Dead Metaphor, George F Walker’s dark comedy about a young American man on the make who returns from the war in the Middle East looking for work only to find himself enmeshed in the conniving strategies of a Tea Party politician is asinine.
It makes for a night of solid, albeit not particularly thought-provocative middle-brow theatre for the well-heeled liberal masses.
The American Conservatory Theater‘s current production, helmed by Irene Lewis, does a wonderful job of giving Walker’s cleanly structured but vacuous play something approaching substance. This result is largely due to the efforts of the smart ensemble cast led by George Hampe as the war hero protagonist Dean, and Rene Augesen, in splendidly catty form as the campaigning arch-conservative candidate, Helen Denny. The rhythm of the play moves swiftly and the actors keep time perfectly, elicit laughs in all the right places and never over-act.

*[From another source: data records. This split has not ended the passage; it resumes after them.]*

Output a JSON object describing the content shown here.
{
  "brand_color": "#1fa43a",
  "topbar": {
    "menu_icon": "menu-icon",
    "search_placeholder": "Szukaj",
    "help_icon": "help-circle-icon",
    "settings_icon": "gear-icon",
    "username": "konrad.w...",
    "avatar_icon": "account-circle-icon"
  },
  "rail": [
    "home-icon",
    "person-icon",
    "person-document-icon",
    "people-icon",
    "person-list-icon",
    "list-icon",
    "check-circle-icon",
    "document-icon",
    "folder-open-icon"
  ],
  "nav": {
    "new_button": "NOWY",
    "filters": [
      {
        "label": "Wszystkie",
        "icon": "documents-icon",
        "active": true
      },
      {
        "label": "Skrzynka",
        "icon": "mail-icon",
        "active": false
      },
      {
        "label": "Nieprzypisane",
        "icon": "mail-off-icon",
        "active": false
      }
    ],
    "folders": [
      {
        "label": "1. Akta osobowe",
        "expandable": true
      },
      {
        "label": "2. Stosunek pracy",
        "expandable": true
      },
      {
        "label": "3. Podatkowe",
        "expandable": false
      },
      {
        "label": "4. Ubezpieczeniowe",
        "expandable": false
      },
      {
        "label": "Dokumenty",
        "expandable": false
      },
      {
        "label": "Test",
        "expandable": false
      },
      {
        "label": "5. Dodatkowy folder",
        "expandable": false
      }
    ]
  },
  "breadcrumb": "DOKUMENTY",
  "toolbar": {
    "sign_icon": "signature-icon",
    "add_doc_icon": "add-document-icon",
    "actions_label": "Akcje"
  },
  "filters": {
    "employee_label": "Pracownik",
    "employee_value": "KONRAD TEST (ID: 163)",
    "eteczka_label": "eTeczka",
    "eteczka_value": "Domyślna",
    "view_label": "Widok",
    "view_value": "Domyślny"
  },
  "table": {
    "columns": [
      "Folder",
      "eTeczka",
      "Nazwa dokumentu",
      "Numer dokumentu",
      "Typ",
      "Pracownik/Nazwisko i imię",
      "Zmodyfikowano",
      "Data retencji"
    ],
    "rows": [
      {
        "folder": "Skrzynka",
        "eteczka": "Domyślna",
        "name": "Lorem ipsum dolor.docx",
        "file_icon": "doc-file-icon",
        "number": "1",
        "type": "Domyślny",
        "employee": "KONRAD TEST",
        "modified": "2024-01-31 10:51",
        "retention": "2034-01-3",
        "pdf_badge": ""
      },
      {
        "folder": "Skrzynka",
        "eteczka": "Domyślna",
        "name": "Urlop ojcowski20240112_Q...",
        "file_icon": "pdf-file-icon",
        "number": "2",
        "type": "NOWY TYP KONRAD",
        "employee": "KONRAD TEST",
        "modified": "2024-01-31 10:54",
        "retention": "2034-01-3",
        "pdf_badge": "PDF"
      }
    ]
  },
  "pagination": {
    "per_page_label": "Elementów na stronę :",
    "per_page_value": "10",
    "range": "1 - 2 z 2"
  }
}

The main issue I have with Dead Metapahor besides the fact that it feeds Bay Area audiences a world view which they already know and love and thereby completely fails to challenge them in any way, is the playwright’s habit of going for easy targets to get laughs.
Tea-partyer Denny is thoroughly dislikable and hilariously lacking in any kind of moral compass. There’s no depth or nuance to this character at all. Meanwhile, the failing mental health of Dean’s father (played with nuance by Tom Bloom) provides too much cause for lame jokes revolving around old geezers with loud mouths and confused minds.
If only Walker could take seek inspiration from the play’s sharp shooting protagonist and take aim at more difficult and complex marks.